Little Boy: Mmm… pizza. But I can't. My mommy won't let me have pizza. She says it's too cheesy.
Fondulini: Kids-a toys are-a cheesy. Pizza's-a not that-a cheesy.
Little Boy: But it has cheese on it!
Fondulini: Hmm? Thatsa crazy. I make-a good pizza without any-a cheese.
Little Boy: Cheese makes pizza taste good! You're weird, mister.
(The little boy runs off. Fondulini receives a phone call.)
Fondulini: Hello. You've-a reached Fondulini, the fish man. Whadda you want?
Mr. Devon: Hello, Fondulini! How goes business?
Fondulini: Oh! Hello, boss! Itsa doing fine.
Mr. Devon: Splendid! I was just about to check my latest profits.
Fondulini: Cough it? Yeah, I'd cough it outta the window if I were you, boss.

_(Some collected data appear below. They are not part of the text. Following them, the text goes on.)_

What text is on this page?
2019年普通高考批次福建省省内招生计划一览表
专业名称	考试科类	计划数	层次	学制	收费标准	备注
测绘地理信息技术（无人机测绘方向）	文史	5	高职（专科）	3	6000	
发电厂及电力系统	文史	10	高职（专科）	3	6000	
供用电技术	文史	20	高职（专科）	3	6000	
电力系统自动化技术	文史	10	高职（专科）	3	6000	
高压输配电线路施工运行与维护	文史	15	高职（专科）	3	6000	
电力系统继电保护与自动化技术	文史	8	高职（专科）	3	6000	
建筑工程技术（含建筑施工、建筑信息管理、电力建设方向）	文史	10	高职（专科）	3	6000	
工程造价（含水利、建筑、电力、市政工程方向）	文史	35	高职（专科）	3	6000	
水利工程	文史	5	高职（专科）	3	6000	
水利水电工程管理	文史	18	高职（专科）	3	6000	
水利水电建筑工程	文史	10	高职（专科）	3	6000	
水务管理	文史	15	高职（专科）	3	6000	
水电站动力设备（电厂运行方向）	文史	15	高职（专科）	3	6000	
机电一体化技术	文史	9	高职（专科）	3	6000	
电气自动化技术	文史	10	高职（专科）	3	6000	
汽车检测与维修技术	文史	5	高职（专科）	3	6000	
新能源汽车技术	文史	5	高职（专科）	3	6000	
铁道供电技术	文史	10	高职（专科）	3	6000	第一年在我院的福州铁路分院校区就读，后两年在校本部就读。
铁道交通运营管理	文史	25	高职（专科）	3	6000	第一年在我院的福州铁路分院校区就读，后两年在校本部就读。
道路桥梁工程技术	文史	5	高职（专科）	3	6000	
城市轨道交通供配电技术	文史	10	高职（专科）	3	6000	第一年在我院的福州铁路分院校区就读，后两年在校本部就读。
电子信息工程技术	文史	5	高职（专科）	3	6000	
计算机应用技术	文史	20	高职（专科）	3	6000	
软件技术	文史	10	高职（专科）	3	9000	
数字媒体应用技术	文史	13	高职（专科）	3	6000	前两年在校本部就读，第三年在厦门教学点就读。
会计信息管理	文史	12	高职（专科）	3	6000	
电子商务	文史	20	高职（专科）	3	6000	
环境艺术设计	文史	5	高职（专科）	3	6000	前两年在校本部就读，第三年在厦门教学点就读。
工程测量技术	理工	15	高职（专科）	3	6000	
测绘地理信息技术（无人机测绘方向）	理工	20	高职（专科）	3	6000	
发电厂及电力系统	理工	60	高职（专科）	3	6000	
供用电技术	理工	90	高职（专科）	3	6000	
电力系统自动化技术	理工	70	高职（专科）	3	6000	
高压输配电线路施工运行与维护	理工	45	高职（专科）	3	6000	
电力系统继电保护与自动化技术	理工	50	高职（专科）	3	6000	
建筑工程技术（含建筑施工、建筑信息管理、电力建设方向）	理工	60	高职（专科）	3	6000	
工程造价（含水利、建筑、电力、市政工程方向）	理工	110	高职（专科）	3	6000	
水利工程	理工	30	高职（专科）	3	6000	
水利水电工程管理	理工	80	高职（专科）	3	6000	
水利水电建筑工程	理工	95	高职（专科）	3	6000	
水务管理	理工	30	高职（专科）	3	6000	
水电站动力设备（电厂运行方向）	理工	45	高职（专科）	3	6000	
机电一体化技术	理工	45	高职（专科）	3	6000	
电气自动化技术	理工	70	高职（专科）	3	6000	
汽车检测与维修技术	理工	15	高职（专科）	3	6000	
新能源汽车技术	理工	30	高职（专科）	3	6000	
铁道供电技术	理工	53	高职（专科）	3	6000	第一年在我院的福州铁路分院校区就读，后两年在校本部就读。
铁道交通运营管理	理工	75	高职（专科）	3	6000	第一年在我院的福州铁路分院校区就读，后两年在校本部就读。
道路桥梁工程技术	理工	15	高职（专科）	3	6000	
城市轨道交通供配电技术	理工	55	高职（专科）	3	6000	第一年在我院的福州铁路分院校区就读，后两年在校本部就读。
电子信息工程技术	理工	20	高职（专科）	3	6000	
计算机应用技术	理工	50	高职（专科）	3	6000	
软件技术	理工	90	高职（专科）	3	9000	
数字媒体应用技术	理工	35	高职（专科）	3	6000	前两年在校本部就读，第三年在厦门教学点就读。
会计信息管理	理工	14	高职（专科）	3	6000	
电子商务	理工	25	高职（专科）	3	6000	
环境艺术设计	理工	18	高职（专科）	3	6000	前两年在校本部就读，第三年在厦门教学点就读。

Mr. Devon: Oh, charming as always, Mr. Fondulini!
Fondulini: Thank-a you, boss.
(They hang up.)
Mr. Devon: Now, let me see how much I'm making.
(He takes a file out of a cabinet.)
Mr. Devon: Good gracious! I'm losing money! (gets angry) Oh, that double-crossing idiot! I'll teach him to run me out of business!